China’s National Healthcare Security Administration (NHSA) has announced it has agreed an average 61% cut in prices of 70 top-selling drugs with large pharma manufacturers in exchange for inclusion on a state-run insurance scheme list.
According to the South China Morning Post, the 70 drugs include Roche’s Perjeta, Novartis’ Xolair and the top selling drug in the world AbbVie’s Humira, as well as Eli Lilly and China-based Innovent Biologics’ Tyvyt.
However, some top selling anti-programmed cell death-1 (PD-1) drugs were not included in this list – Bristol-Myers Squibb’s Opdivo and Merck’s Keytruda, which are both approved in China – an analyst explains to the Financial Times (FT) this is to allow domestic pharma companies to be able to compete in this lucrative area of the oncology market.
The FT also listed AstraZeneca, Gilead, Sanofi and Roche among big pharma who agreed to slash their drug prices.
State-owned news organisation Xinhua noted that 22 anti-cancer drugs, seven drugs for rare diseases, 14 for chronic diseases, four for paediatric indications and three for hepatitis were reduced in price by 87%.
In addition, the FT reported 27 drugs already reimbursed through the scheme have had their prices further reduced by an average 26%.

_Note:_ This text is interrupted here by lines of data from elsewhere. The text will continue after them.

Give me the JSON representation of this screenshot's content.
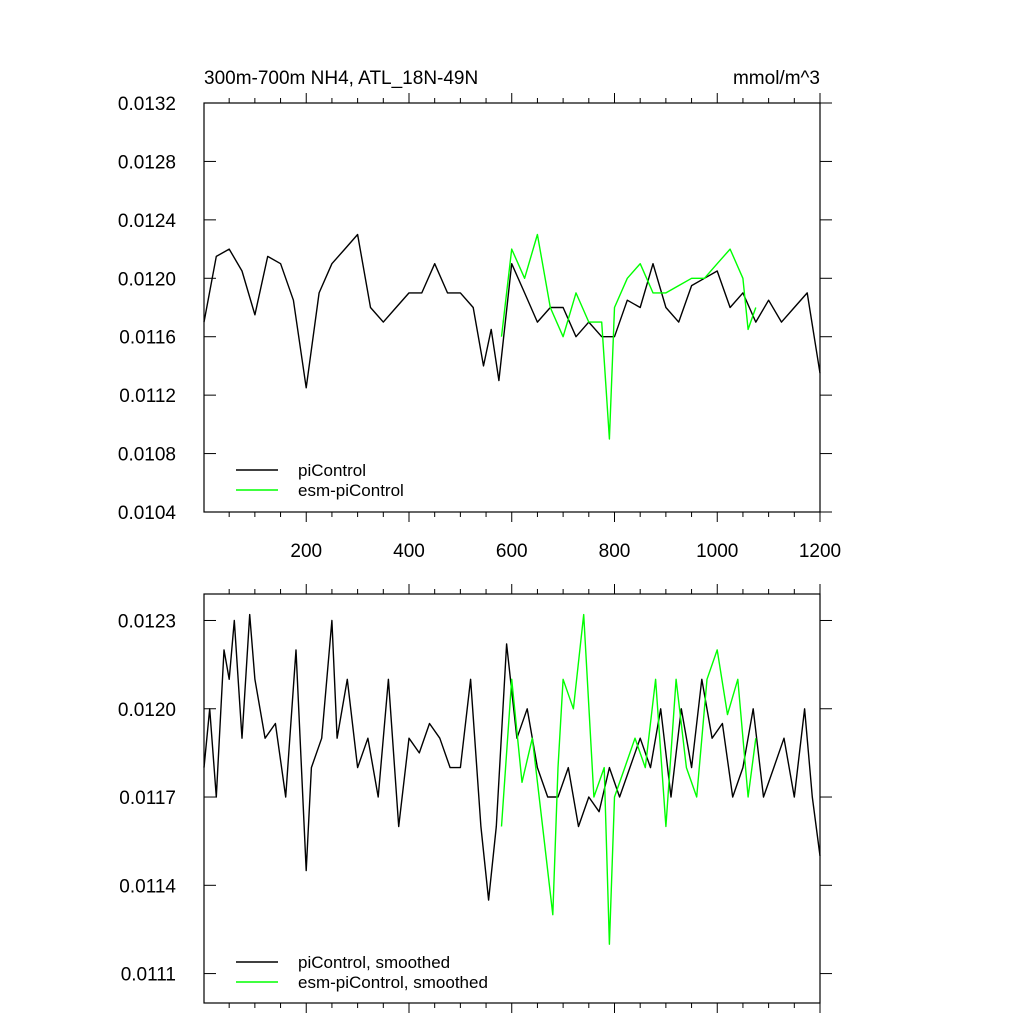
{
  "chart_data": [
    {
      "type": "line",
      "title": "300m-700m NH4, ATL_18N-49N",
      "units": "mmol/m^3",
      "xlim": [
        1,
        1200
      ],
      "ylim": [
        0.0104,
        0.0132
      ],
      "x_ticks": [
        200,
        400,
        600,
        800,
        1000,
        1200
      ],
      "y_ticks": [
        0.0104,
        0.0108,
        0.0112,
        0.0116,
        0.012,
        0.0124,
        0.0128,
        0.0132
      ],
      "y_tick_labels": [
        "0.0104",
        "0.0108",
        "0.0112",
        "0.0116",
        "0.0120",
        "0.0124",
        "0.0128",
        "0.0132"
      ],
      "x_tick_labels": [
        "200",
        "400",
        "600",
        "800",
        "1000",
        "1200"
      ],
      "legend": {
        "placement": "bottom-left"
      },
      "series": [
        {
          "name": "piControl",
          "color": "#000000",
          "x": [
            1,
            25,
            50,
            75,
            100,
            125,
            150,
            175,
            200,
            225,
            250,
            275,
            300,
            325,
            350,
            375,
            400,
            425,
            450,
            475,
            500,
            525,
            545,
            560,
            575,
            600,
            625,
            650,
            675,
            700,
            725,
            750,
            775,
            800,
            825,
            850,
            875,
            900,
            925,
            950,
            975,
            1000,
            1025,
            1050,
            1075,
            1100,
            1125,
            1150,
            1175,
            1200
          ],
          "y": [
            0.0117,
            0.01215,
            0.0122,
            0.01205,
            0.01175,
            0.01215,
            0.0121,
            0.01185,
            0.01125,
            0.0119,
            0.0121,
            0.0122,
            0.0123,
            0.0118,
            0.0117,
            0.0118,
            0.0119,
            0.0119,
            0.0121,
            0.0119,
            0.0119,
            0.0118,
            0.0114,
            0.01165,
            0.0113,
            0.0121,
            0.0119,
            0.0117,
            0.0118,
            0.0118,
            0.0116,
            0.0117,
            0.0116,
            0.0116,
            0.01185,
            0.0118,
            0.0121,
            0.0118,
            0.0117,
            0.01195,
            0.012,
            0.01205,
            0.0118,
            0.0119,
            0.0117,
            0.01185,
            0.0117,
            0.0118,
            0.0119,
            0.01135
          ]
        },
        {
          "name": "esm-piControl",
          "color": "#00ff00",
          "x": [
            580,
            600,
            625,
            650,
            675,
            700,
            725,
            750,
            775,
            790,
            800,
            825,
            850,
            875,
            900,
            925,
            950,
            975,
            1000,
            1025,
            1050,
            1060,
            1075
          ],
          "y": [
            0.0116,
            0.0122,
            0.012,
            0.0123,
            0.0118,
            0.0116,
            0.0119,
            0.0117,
            0.0117,
            0.0109,
            0.0118,
            0.012,
            0.0121,
            0.0119,
            0.0119,
            0.01195,
            0.012,
            0.012,
            0.0121,
            0.0122,
            0.012,
            0.01165,
            0.0118
          ]
        }
      ]
    },
    {
      "type": "line",
      "title": "",
      "xlim": [
        1,
        1200
      ],
      "ylim": [
        0.011,
        0.01239
      ],
      "x_ticks": [
        200,
        400,
        600,
        800,
        1000,
        1200
      ],
      "y_ticks": [
        0.0111,
        0.0114,
        0.0117,
        0.012,
        0.0123
      ],
      "y_tick_labels": [
        "0.0111",
        "0.0114",
        "0.0117",
        "0.0120",
        "0.0123"
      ],
      "legend": {
        "placement": "bottom-left"
      },
      "series": [
        {
          "name": "piControl, smoothed",
          "color": "#000000",
          "x": [
            1,
            12,
            25,
            40,
            50,
            60,
            75,
            90,
            100,
            120,
            140,
            160,
            180,
            200,
            210,
            230,
            250,
            260,
            280,
            300,
            320,
            340,
            360,
            380,
            400,
            420,
            440,
            460,
            480,
            500,
            520,
            540,
            555,
            570,
            590,
            610,
            630,
            650,
            670,
            690,
            710,
            730,
            750,
            770,
            790,
            810,
            830,
            850,
            870,
            890,
            910,
            930,
            950,
            970,
            990,
            1010,
            1030,
            1050,
            1070,
            1090,
            1110,
            1130,
            1150,
            1170,
            1185,
            1200
          ],
          "y": [
            0.0118,
            0.012,
            0.0117,
            0.0122,
            0.0121,
            0.0123,
            0.0119,
            0.01232,
            0.0121,
            0.0119,
            0.01195,
            0.0117,
            0.0122,
            0.01145,
            0.0118,
            0.0119,
            0.0123,
            0.0119,
            0.0121,
            0.0118,
            0.0119,
            0.0117,
            0.0121,
            0.0116,
            0.0119,
            0.01185,
            0.01195,
            0.0119,
            0.0118,
            0.0118,
            0.0121,
            0.0116,
            0.01135,
            0.0116,
            0.01222,
            0.0119,
            0.012,
            0.0118,
            0.0117,
            0.0117,
            0.0118,
            0.0116,
            0.0117,
            0.01165,
            0.0118,
            0.0117,
            0.0118,
            0.0119,
            0.0118,
            0.012,
            0.0117,
            0.012,
            0.0118,
            0.0121,
            0.0119,
            0.01195,
            0.0117,
            0.0118,
            0.012,
            0.0117,
            0.0118,
            0.0119,
            0.0117,
            0.012,
            0.0117,
            0.0115
          ]
        },
        {
          "name": "esm-piControl, smoothed",
          "color": "#00ff00",
          "x": [
            580,
            600,
            620,
            640,
            660,
            680,
            690,
            700,
            720,
            740,
            760,
            780,
            790,
            800,
            820,
            840,
            860,
            880,
            900,
            920,
            940,
            960,
            980,
            1000,
            1020,
            1040,
            1060,
            1075
          ],
          "y": [
            0.0116,
            0.0121,
            0.01175,
            0.0119,
            0.0116,
            0.0113,
            0.0118,
            0.0121,
            0.012,
            0.01232,
            0.0117,
            0.0118,
            0.0112,
            0.0117,
            0.0118,
            0.0119,
            0.0118,
            0.0121,
            0.0116,
            0.0121,
            0.0118,
            0.0117,
            0.0121,
            0.0122,
            0.01198,
            0.0121,
            0.0117,
            0.0119
          ]
        }
      ]
    }
  ]
}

The NHSA claims this makes the prices of these drugs the lowest in the world. Also, this agreements means big pharma and their drugs will have greater access to the world’s second largest pharma market because more Chinese citizens in smaller, more remote cities will be able to afford the drugs through their state medical insurance system.
Big pharma has been making overtures to China over the last few years since the Chinese Government began to open up the country’s healthcare system in 2015. Over the past year, companies have been expanding their R&D presence in China and signing various deals with domestic biotechs.